Distributed workflow for MCMC

I would like to set up an MCMC workflow using Distributed.

I have a Julia script that does the following:

  1. load all packages
  2. load the data
  3. run an MCMC chain, with index i, for i in 1:5
  4. save the result in some_chain_$i.jld2
  5. done! send the user a message.

I would like parallelize step 3 with Distributed. Is there a tutorial that would get me started? I have never used this package before, so sorry if not all questions make sense.

I am running everything on a single server which I fully control, so processes are local. Is it sufficient to just use addprocs(5) with the local manager?

Is it enough if I load packages using @everywhere?

For the core computation, can I just do something like this:

remotes = [remotecall(my_mcmc_runner, i, data, logdensity) for i in 1:5]
map(fetch, remotes)

to automatically finish when all tasks are done?

Slight tangent, but IIUC Pidgeons.jl is essentially a distributed MCMC engine Custom MCMC · Pigeons.jl

Thanks, but that’s not what I want to do, I want to use DynamicHMC.jl.
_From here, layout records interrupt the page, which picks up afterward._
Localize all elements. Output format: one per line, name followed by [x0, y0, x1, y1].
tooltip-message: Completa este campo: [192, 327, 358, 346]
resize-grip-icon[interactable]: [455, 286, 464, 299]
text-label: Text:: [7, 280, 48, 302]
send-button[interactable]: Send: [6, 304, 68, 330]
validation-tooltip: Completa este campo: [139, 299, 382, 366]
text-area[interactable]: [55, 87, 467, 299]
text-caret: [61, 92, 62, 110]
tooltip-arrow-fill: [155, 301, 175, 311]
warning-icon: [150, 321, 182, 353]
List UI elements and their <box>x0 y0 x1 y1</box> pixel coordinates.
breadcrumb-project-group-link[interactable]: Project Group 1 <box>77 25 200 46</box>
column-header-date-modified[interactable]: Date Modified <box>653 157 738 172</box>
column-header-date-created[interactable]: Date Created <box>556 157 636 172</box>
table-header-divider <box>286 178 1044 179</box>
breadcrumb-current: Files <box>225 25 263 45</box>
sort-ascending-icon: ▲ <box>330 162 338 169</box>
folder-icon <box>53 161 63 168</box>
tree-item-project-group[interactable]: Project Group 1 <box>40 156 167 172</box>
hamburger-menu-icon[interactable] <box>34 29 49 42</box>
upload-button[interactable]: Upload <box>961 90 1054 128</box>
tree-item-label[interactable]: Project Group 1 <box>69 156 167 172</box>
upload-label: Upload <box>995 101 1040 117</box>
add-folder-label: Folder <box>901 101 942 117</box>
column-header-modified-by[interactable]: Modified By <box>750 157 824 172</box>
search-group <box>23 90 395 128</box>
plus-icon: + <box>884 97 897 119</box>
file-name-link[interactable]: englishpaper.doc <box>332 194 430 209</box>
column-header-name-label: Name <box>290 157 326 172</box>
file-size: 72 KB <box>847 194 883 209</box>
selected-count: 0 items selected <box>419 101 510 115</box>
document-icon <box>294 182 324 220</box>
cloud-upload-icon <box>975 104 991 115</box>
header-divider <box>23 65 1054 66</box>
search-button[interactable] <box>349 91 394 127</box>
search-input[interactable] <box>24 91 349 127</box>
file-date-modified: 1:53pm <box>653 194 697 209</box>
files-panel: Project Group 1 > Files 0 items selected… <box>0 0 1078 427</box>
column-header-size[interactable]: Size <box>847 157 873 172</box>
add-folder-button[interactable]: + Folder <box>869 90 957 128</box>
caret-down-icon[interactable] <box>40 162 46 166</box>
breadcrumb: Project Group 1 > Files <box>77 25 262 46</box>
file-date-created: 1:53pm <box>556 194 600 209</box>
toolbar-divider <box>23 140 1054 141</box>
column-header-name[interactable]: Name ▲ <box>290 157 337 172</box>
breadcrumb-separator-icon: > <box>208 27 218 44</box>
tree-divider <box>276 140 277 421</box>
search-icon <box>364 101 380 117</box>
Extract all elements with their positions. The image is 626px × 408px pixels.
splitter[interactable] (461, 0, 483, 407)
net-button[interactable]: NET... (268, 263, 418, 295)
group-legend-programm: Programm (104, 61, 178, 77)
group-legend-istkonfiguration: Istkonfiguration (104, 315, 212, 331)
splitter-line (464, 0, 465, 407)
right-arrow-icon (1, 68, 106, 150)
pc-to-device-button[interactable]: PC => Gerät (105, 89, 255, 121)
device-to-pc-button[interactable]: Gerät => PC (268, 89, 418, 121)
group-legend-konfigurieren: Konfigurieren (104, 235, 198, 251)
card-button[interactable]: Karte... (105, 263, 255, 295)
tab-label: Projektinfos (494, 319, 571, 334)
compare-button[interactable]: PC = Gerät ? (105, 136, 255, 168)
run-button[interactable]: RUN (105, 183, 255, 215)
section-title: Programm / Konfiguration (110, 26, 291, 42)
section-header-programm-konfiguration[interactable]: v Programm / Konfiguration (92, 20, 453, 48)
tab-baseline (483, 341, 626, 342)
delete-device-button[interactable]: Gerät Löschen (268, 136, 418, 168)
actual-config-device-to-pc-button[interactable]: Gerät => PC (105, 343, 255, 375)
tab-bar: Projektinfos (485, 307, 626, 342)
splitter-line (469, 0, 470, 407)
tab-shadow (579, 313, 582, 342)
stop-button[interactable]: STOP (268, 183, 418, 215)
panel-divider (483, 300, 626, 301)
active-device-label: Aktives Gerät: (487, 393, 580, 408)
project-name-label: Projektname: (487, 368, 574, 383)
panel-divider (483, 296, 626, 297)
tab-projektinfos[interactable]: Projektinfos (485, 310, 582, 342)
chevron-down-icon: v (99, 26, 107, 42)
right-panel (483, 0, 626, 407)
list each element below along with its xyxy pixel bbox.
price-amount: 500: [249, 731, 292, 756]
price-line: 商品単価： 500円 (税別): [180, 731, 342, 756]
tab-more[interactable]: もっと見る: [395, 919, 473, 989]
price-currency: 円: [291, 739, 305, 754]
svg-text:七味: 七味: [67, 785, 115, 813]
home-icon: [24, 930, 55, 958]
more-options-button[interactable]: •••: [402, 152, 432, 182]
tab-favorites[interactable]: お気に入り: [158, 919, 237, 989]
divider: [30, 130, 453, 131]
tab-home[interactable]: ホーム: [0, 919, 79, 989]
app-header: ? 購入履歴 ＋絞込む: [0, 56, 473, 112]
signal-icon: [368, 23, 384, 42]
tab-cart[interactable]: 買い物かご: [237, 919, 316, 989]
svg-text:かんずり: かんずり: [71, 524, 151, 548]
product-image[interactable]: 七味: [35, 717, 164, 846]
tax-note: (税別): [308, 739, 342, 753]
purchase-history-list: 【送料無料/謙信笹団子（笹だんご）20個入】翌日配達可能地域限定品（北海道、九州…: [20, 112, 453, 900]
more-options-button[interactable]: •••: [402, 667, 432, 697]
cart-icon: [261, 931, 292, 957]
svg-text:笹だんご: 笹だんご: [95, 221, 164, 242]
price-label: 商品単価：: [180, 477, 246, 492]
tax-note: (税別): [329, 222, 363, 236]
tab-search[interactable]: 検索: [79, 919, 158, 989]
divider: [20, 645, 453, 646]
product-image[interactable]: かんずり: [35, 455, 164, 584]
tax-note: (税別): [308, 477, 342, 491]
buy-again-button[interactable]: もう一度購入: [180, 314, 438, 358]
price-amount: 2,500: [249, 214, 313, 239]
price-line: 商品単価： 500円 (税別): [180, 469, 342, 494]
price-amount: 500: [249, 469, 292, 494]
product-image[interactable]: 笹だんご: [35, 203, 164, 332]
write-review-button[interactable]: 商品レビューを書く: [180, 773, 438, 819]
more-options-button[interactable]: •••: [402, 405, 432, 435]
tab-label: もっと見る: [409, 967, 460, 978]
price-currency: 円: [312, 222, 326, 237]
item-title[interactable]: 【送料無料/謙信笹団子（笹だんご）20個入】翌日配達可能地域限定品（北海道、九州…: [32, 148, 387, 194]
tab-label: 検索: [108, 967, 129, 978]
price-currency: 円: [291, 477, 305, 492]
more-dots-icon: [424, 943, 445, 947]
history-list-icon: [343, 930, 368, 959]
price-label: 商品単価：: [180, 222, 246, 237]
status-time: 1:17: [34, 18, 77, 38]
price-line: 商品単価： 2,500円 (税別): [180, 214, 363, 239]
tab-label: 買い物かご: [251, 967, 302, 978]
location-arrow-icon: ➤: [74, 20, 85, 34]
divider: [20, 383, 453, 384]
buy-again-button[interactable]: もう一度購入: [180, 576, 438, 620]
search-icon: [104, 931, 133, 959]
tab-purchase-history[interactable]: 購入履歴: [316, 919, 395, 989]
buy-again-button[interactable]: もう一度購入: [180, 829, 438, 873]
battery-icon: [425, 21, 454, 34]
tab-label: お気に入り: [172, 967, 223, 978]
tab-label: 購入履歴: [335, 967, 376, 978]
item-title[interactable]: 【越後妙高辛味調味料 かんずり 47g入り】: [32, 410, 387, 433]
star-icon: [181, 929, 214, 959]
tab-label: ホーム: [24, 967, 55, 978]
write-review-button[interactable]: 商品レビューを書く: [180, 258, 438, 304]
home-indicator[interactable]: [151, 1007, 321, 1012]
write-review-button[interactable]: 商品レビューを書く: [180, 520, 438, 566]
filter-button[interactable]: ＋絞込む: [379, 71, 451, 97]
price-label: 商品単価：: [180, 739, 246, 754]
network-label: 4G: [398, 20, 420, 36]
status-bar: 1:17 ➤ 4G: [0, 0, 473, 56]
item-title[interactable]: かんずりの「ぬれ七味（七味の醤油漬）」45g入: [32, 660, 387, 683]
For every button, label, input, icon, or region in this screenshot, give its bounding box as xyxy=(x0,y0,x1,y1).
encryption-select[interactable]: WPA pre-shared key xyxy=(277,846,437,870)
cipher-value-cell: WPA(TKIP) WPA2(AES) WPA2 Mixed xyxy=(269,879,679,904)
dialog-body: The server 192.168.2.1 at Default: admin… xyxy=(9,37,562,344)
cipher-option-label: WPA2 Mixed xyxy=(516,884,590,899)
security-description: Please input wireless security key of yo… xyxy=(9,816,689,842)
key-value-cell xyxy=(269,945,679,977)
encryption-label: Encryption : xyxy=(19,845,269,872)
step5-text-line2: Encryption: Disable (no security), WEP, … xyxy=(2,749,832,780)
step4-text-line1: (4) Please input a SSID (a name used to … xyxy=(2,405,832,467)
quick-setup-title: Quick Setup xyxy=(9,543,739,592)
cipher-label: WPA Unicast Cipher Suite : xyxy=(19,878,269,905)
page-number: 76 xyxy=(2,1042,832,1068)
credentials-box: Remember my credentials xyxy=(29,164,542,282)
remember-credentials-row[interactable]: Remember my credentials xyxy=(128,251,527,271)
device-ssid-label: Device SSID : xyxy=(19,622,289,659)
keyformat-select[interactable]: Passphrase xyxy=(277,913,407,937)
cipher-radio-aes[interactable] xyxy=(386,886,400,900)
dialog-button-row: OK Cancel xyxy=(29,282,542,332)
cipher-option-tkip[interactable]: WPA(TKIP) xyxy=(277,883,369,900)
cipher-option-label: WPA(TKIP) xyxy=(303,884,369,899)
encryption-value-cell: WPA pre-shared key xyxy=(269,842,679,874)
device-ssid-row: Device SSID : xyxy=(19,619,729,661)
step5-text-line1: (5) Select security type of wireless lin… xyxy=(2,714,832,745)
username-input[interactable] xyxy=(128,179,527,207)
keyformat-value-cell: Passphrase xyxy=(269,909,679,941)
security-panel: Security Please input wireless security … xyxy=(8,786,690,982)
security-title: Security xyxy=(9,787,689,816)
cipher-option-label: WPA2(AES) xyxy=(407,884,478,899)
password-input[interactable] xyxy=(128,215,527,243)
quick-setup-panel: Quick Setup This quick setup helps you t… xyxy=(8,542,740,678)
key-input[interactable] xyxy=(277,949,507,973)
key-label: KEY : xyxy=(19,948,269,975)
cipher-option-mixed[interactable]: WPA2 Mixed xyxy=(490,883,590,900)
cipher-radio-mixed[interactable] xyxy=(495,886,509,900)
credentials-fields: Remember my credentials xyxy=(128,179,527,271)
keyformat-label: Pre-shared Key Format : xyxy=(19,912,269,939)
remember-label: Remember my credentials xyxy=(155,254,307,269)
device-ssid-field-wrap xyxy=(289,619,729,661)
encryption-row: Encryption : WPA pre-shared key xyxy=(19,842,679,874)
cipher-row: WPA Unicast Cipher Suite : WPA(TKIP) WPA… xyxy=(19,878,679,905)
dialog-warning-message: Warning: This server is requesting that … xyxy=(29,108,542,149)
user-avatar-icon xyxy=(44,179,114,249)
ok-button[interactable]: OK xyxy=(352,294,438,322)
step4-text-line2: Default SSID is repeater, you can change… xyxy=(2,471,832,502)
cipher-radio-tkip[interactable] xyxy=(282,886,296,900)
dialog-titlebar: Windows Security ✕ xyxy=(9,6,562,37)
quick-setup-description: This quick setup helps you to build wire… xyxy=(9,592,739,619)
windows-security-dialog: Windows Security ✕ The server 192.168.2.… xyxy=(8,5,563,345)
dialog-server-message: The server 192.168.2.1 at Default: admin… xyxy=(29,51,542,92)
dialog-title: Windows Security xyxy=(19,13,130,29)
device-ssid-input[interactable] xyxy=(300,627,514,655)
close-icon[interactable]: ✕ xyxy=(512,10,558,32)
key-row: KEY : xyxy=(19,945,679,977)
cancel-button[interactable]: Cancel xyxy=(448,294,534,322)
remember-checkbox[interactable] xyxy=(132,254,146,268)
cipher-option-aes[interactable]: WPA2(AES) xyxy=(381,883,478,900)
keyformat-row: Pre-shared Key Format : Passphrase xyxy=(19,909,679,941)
I just need help with Distributed, as explained above.

MCMC is just the context, to indicate the kind of parallelism.

Not a direct answer, but consider using DistributedNext.jl instead. Much faster to start a worker and other nice improvements.

To answer these questions: Yes to all of them.

Perhaps consider controlling the RNGs of your workers. I don’t think you can realistically have 2 of them start with the same seed but for reproducability it of course beneficial nonetheless.

My understanding is that pmap does basically all you need under the hood and you should just try that as a first pass.